(Foto: Isaac Benhesed, Drew Taylor / Unsplash)

Aunque incluyen en su lista una gran cantidad de beneficios similares, ambos, té y café, lo hacen con una rapidez y un sabor muy distinto…

Detrás de cada taza de café o de té siempre hay una decisión importante. Pasamos corriendo la mayoría del tiempo, pensando, discutiendo y  armando nuestro día; y muchas veces, actuamos sin las energías ni las ganas de hacerlo. Por eso, la mayoría de las personas preparan a temprana hora de la mañana una infusión para empezar. En nuestro país, el listado incluye al té como primera opción, pero con los años, alcanzamos otra ritualidad que rápidamente ha ido ganado espacios: el café. En el desayuno, de pasada por el centro, entre comidas, o simplemente para conversar, son las respuestas más usuales de quienes lo beben. Lo cierto es que hoy, tanto el té como el café, son al mismo tiempo un pretexto y una necesidad en nuestros apresurados días. Ambos cuentan con un sinfín de beneficios, pero ¿cuál es conveniente elegir a temprana hora de la mañana?

Se tiene registros de que el té se descubrió en China hace 5.000 años y que gracias a su extendida historia y a la gran cantidad de países que hoy lo cultivan, existen más de seis variedades y cientos de combinaciones. Pero más allá de eso, la función que cumple el té -unos más que otros- es la de estimulador cognitivo y reductor del estrés. Su componente principal, la teína, actúa en el sistema nervioso central pasadas varias horas de ser ingerido, y sus efectos más palpables son el aumento de la concentración, la disminución de los síntomas de cansancio y la mantención de un estado de alerta en el tiempo. La cafeína, por su lado, y pese a ser la misma molécula que la teína, se demora menos tiempo en hacer su trabajo —unos 15 minutos aproximadamente— y lo hace con mucha más fuerza. Por esta razón, es que nos sentimos más rápidos y eficaces cuando tomamos un café.

La cantidad de cafeína que tomamos en cada taza de café, es mucho mayor que en una taza de té, explica la nutricionista independiente, Daniela Rodríguez. «Hay que saber que el té tiene muy poca cafeína, por eso el impacto a veces no se percibe. Por otro lado, el café de grano tiene más de esta sustancia que uno instantáneo. Para sentir sus efectos no hay que mezclarlo con leche, pues inhibe la cafeína y puede reducir su efecto antioxidante y estimulante», afirma Daniela.

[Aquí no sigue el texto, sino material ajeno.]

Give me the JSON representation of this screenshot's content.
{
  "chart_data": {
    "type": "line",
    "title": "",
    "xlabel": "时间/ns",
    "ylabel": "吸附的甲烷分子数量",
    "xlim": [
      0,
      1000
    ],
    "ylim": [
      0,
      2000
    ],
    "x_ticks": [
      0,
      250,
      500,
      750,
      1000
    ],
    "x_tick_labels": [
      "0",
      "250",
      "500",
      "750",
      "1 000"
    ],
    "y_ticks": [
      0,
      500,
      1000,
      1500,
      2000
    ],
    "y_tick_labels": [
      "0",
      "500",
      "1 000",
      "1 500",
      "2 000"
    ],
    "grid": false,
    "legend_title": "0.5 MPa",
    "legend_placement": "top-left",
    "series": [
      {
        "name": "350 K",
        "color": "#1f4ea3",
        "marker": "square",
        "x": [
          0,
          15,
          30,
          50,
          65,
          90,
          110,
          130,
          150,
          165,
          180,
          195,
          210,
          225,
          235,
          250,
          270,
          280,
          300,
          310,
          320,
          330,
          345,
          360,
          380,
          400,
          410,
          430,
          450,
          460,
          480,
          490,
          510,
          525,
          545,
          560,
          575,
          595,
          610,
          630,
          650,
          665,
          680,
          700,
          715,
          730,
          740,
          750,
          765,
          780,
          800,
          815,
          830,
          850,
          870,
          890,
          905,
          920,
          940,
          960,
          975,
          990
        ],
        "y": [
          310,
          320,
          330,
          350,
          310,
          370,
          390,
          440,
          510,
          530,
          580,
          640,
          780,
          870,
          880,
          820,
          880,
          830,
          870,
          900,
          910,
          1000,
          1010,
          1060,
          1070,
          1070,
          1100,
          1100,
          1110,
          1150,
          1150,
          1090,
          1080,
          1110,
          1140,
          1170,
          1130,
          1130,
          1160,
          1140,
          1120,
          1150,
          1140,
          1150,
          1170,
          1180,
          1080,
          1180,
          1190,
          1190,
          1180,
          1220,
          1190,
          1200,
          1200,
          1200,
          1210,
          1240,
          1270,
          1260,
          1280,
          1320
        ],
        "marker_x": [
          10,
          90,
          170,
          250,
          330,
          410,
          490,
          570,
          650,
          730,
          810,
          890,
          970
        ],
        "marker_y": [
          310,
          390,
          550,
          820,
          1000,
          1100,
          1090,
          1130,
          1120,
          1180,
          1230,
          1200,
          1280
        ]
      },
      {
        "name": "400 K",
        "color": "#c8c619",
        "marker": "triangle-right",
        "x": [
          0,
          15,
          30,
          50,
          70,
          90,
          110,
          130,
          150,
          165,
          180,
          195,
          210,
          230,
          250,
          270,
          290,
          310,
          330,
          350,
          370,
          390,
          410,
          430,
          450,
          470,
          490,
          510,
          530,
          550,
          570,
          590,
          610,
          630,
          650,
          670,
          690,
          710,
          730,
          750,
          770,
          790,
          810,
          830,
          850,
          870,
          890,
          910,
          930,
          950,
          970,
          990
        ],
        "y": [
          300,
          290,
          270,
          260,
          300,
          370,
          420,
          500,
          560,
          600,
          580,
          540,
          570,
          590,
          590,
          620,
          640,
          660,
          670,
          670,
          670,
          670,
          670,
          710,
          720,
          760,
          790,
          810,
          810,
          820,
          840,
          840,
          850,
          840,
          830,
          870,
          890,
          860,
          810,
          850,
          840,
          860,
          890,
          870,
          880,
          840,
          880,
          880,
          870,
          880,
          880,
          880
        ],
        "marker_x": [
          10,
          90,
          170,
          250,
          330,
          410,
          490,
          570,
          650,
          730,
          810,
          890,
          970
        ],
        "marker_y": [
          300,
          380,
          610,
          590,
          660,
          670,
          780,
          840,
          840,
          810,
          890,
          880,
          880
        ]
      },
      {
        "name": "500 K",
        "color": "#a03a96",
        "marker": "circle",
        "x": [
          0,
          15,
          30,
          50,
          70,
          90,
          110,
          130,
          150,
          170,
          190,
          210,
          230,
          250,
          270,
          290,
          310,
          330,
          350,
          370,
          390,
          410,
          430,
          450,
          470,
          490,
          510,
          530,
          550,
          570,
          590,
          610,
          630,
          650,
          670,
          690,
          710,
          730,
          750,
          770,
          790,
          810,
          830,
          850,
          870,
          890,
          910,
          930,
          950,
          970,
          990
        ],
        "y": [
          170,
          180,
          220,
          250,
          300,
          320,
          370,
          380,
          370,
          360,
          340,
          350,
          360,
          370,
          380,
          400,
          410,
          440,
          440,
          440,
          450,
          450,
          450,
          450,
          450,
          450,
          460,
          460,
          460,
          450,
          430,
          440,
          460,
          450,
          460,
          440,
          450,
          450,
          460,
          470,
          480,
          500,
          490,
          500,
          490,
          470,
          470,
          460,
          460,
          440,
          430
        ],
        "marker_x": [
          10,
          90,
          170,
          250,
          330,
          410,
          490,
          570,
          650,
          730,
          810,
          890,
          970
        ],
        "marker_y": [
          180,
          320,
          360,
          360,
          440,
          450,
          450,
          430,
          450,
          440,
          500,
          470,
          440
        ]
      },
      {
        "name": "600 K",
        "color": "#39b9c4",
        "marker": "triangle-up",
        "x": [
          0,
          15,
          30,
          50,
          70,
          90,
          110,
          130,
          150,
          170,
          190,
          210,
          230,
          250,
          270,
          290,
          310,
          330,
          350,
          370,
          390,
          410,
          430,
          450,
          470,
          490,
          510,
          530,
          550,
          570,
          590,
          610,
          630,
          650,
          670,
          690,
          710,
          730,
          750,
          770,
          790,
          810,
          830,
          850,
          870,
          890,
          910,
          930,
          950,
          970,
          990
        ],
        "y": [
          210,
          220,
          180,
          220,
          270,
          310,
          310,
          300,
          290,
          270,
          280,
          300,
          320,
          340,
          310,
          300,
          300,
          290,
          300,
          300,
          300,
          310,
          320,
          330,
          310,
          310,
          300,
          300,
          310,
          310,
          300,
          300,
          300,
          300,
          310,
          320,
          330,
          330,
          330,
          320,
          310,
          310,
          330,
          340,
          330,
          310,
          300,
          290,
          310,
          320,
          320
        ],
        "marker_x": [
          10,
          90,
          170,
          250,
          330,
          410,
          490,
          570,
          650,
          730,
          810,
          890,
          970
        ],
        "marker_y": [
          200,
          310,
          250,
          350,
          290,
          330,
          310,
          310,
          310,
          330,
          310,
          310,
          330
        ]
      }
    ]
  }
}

Más allá de la rapidez que puede producir cada bebida en nuestro cuerpo, ambas poseen una sustancia que se llama polifenol, que se caracteriza por tener propiedades antioxidantes. En definitiva, lo que hacen los polifenoles es retardar la oxidación de otras moléculas al disminuir el envejecimiento celular prematuro, y también reducen el factor de riesgo de padecer algunos tipos de cáncer, parkinson o alzheimer. Eso sí, la cantidad de polifenoles varía según la variedad de café, el grano de tostado, el método de elaboración y el tamaño de porción servida.

Y aunque está demostrado que estas dos bebidas poseen una gran cantidad de beneficios, también existen contraindicaciones y efectos perjudiciales como el amarillecer los dientes, el disminuir la absorción de hierro y de calcio en embarazadas o en las personas que lo toman en exceso, o el subir la presión arterial en hipertensos debido a la vasoconstricción.

¿Cuál es entonces, la mejor bebida para tener energía por la mañana? Según Daniela Rodríguez, la mejor alternativa es el café: «Para despertar y empezar bien el día, me quedaría con un café de grano, lo más puro posible, porque la cafeína en sí agiliza el sistema nervioso, te mantiene  activo y disminuye la fatiga. El  té tiene efectos muy disminuidos. Pero, si de todas formas se prefiere el gusto de esta infusión, recomendaría el té negro porque tiene mayor cantidad de teína. El verde y el blanco poseen una baja concentración», explica.

¿Y cuál es el desayuno ideal para mezclar con estas bebidas? «La idea es que nuestros desayunos tengan frutas, un lácteo y una porción de cereal como pan o galletas.  Si queremos incluir un café o té para darle más energía a nuestro organismo, está bien, pero hay que tener cuidado al mezclar la leche con la bebida porque los efectos no serán tan evidentes», afirma la nutricionista.

Sea cual sea nuestra elección, lo más aconsejable, dicen los expertos, es que no hay que excederse con la cantidad de tazas que tomamos durante el día, y que debemos evitar endulzar con azúcar para así prevenir enfermedades. Y si bien, tanto el café como el té son las infusiones que nos ayudan a despertar, a estimular nuestro  cerebro  y a darle sagradamente sabor a nuestro día, lo mejor que nos queda hacer es beberlos con una delicada y saludable prudencia.